Didn’t I know it. The truth was I hadn’t asked yet. To not inv
ite Evan seemed cruel, but having him there seemed even worse. I hoped, in the days leading up to the holiday, that the obvious solution would present itself. Evan would preempt my question and tell me he had to stay in New York and work. I just couldn’t get up the nerve to ask. We’d barely spoken since his return from Las Vegas. Our silences had grown denser, colder. I’d been surprised it had gone on so long—a day or two, maybe, for Evan to gather himself and save face, but a whole week? I had underestimated Evan. Or maybe I overestimated him. Why should I have been surprised that he had a breaking point, just like everyone else? A point at which he no longer wanted to bother—a point at which he stopped caring, as I already had, weeks earlier?
On Monday night, four days before Thanksgiving, Adam cooked dinner for me at his apartment. I had stopped being coy, stopped pretending at early mornings and other excuses. I wanted him all the time. It was the best sex of my life—in the shower, on the dining-room table, in every corner of his beautiful apartment. Sometimes I worried about the loss of control. I was in too deep; I was getting sloppy. Making all the clichéd mistakes that people make when they have affairs. But then I fell for the biggest cliché of all: I thought I was different. It was going to be different with us. What Adam and I had ran deeper than the physical, I was sure of it. I felt like I was finally beginning to understand myself, that I was finally seeing in myself what Adam had seen all along. Potential. Something bigger and better. A chance to live a different kind of life.

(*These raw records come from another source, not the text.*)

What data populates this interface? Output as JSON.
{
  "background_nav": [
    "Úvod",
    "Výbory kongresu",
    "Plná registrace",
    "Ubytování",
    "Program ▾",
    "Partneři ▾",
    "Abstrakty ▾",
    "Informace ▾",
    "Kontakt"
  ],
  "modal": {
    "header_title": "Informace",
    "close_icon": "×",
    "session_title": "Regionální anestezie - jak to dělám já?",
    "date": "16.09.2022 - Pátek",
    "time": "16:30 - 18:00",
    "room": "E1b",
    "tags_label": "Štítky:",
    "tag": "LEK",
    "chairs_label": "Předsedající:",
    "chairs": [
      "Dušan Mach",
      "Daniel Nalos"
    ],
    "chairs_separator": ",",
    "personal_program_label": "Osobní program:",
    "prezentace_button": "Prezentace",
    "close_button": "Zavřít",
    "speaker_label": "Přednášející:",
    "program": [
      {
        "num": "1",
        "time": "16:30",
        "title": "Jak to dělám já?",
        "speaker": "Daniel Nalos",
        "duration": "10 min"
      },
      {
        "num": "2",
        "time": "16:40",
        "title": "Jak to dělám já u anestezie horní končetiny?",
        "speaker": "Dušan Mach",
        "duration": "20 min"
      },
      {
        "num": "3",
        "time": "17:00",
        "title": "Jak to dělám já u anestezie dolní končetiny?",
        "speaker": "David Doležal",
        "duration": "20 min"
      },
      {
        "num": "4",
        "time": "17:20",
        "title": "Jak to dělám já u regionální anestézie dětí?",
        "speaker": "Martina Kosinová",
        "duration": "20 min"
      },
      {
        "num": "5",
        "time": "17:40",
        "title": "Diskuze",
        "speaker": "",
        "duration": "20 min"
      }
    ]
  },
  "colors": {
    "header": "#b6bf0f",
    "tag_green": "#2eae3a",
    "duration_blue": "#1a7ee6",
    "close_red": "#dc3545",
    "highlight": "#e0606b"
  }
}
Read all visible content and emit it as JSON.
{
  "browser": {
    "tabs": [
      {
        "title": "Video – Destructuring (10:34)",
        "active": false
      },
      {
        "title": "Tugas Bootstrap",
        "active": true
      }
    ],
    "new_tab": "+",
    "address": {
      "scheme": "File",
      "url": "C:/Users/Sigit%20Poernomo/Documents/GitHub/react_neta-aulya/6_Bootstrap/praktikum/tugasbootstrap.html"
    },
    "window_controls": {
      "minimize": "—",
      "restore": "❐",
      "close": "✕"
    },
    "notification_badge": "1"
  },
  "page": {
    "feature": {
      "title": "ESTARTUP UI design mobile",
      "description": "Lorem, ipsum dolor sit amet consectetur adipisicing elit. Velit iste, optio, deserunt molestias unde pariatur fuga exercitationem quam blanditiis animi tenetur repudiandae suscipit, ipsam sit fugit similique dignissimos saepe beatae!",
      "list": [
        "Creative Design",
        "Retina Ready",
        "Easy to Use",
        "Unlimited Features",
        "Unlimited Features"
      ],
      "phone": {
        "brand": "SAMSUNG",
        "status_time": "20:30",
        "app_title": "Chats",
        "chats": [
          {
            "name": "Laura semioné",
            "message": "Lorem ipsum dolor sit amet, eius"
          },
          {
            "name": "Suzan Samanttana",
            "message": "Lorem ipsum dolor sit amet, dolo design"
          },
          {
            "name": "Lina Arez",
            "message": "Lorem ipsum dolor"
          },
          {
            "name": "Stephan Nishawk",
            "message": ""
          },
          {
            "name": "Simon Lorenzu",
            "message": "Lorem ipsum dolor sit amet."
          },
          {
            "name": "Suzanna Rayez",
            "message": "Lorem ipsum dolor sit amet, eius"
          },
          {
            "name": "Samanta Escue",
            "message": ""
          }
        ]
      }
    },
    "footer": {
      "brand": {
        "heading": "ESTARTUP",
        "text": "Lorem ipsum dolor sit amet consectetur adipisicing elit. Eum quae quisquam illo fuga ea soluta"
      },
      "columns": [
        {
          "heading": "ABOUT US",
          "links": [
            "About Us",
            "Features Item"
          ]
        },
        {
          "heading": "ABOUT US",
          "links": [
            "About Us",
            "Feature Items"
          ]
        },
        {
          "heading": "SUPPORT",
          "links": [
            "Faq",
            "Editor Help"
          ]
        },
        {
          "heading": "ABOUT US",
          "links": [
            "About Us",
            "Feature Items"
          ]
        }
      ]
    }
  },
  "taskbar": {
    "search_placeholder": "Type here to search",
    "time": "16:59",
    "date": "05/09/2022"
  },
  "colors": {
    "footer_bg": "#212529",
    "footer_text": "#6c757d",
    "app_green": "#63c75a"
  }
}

I got home around midnight on Monday, figuring I had a few hours to spare. Evan didn’t usually leave work until two or three in the morning. But as I approached, I noticed the light shining from beneath our door and the dull garble of the television coming from inside. I smoothed my hair, tugged my clothes straight, wiped away the last traces of lipstick. I’d been putting more effort into my appearance lately, but Evan didn’t notice.